Abres el diario y al llegar a la página 3 ya llevas un mosqueo de dos pares. Piensas: Si en la página 3 estoy así, puede ser que al llegar a la sección de economía ya tenga un trastorno bipolar grave, de los chungos, no de los que decía
aquella, sino mas bien de aquellos en los que una de tus personalidades quiere matar a la humanidad y la otra te dice "no lo hagas..". Así que decido cerrar el periodico, contar hasta cien y prepararme un café. Después del café abro de nuevo el diario, esta vez empezando por la contraportada. Leo que al
power ranger rojo lo condenan a muerte y por un asesinato de esos que llevan la coletilla de "premeditación y alevosía". Joder, hasta los superhéroes caen en desgracia: Superman, en una silla de ruedas, el power ranger, en otra silla.... Con la de veces que habíamos jugado de pequeños a ser superhéroes y resulta que todo era una gran mentira. Como lo del tribunal penal internacional, ese tan bonito que iba a juzgar los crímenes de lesa humanidad, y que resulta que solo sirve, como dice el gran
Ignacio Escolar , "para meter en la cárcel a negros y sudacas", porque como seas blanco, occidental y presidente de un pais de los que importan, aquí todo el mundo se lava las manos, mira para otro lado, silba y santas pascuas.

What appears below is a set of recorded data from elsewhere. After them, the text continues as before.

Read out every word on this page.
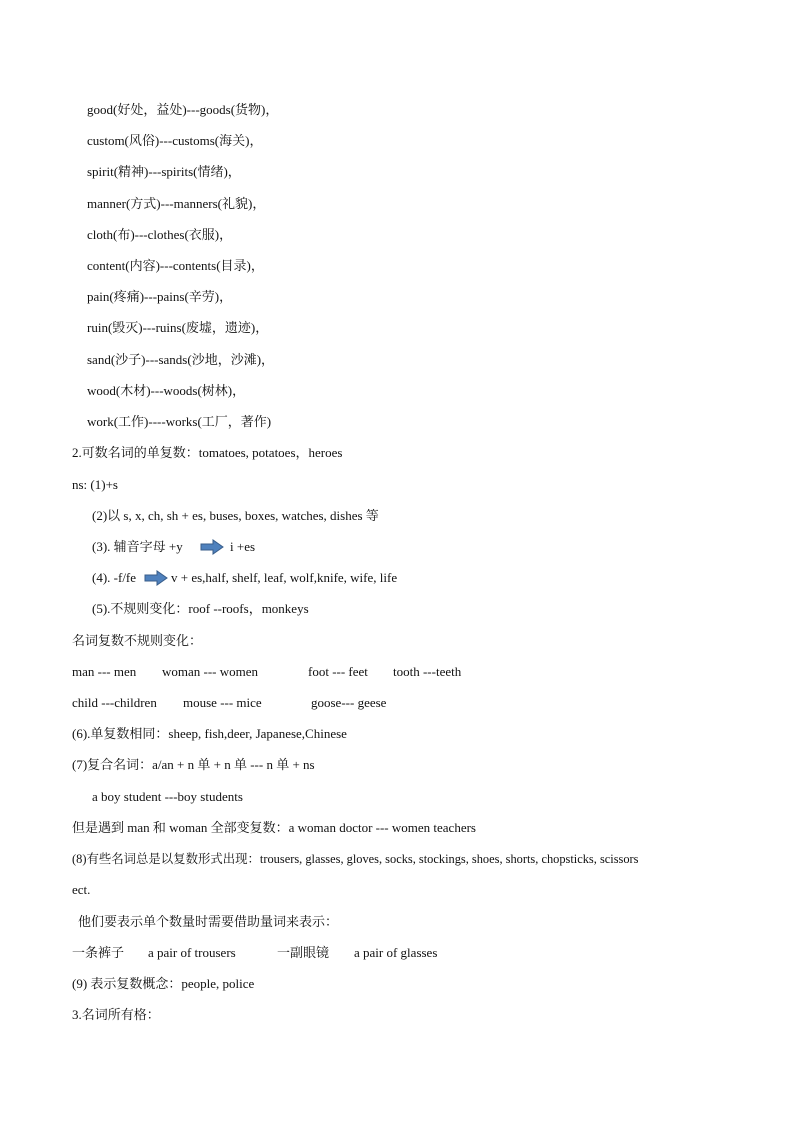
good(好处，益处)---goods(货物)，
custom(风俗)---customs(海关)，
spirit(精神)---spirits(情绪)，
manner(方式)---manners(礼貌)，
cloth(布)---clothes(衣服)，
content(内容)---contents(目录)，
pain(疼痛)---pains(辛劳)，
ruin(毁灭)---ruins(废墟，遗迹)，
sand(沙子)---sands(沙地，沙滩)，
wood(木材)---woods(树林)，
work(工作)----works(工厂，著作)
2.可数名词的单复数：tomatoes, potatoes，heroes
ns: (1)+s
(2)以 s, x, ch, sh + es, buses, boxes, watches, dishes 等
(3). 辅音字母 +y	i +es
(4). -f/fe	v + es,half, shelf, leaf, wolf,knife, wife, life
(5).不规则变化：roof --roofs，monkeys
名词复数不规则变化：
man --- men woman --- women	foot --- feet tooth ---teeth
child ---children mouse --- mice	goose--- geese
(6).单复数相同：sheep, fish,deer, Japanese,Chinese
(7)复合名词：a/an + n 单 + n 单 --- n 单 + ns
a boy student ---boy students
但是遇到 man 和 woman 全部变复数：a woman doctor --- women teachers
(8)有些名词总是以复数形式出现：trousers, glasses, gloves, socks, stockings, shoes, shorts, chopsticks, scissors
ect.
他们要表示单个数量时需要借助量词来表示：
一条裤子 a pair of trousers	一副眼镜 a pair of glasses
(9) 表示复数概念：people, police
3.名词所有格：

Así que después de este nuevo cabreo, decides cerrar el periodico, apelas al artículo 20 de la constitución, el que ampara la libertad de expresión, te sientas delante del ordenador y vomitas toda tu mala leche en forma de artículo. Y les gritas "A fer la mà", como dicen mis vecinos del sur. Y una vocecita en tu interior dice: que no lo lea Garzón, que no lo lea Garzón...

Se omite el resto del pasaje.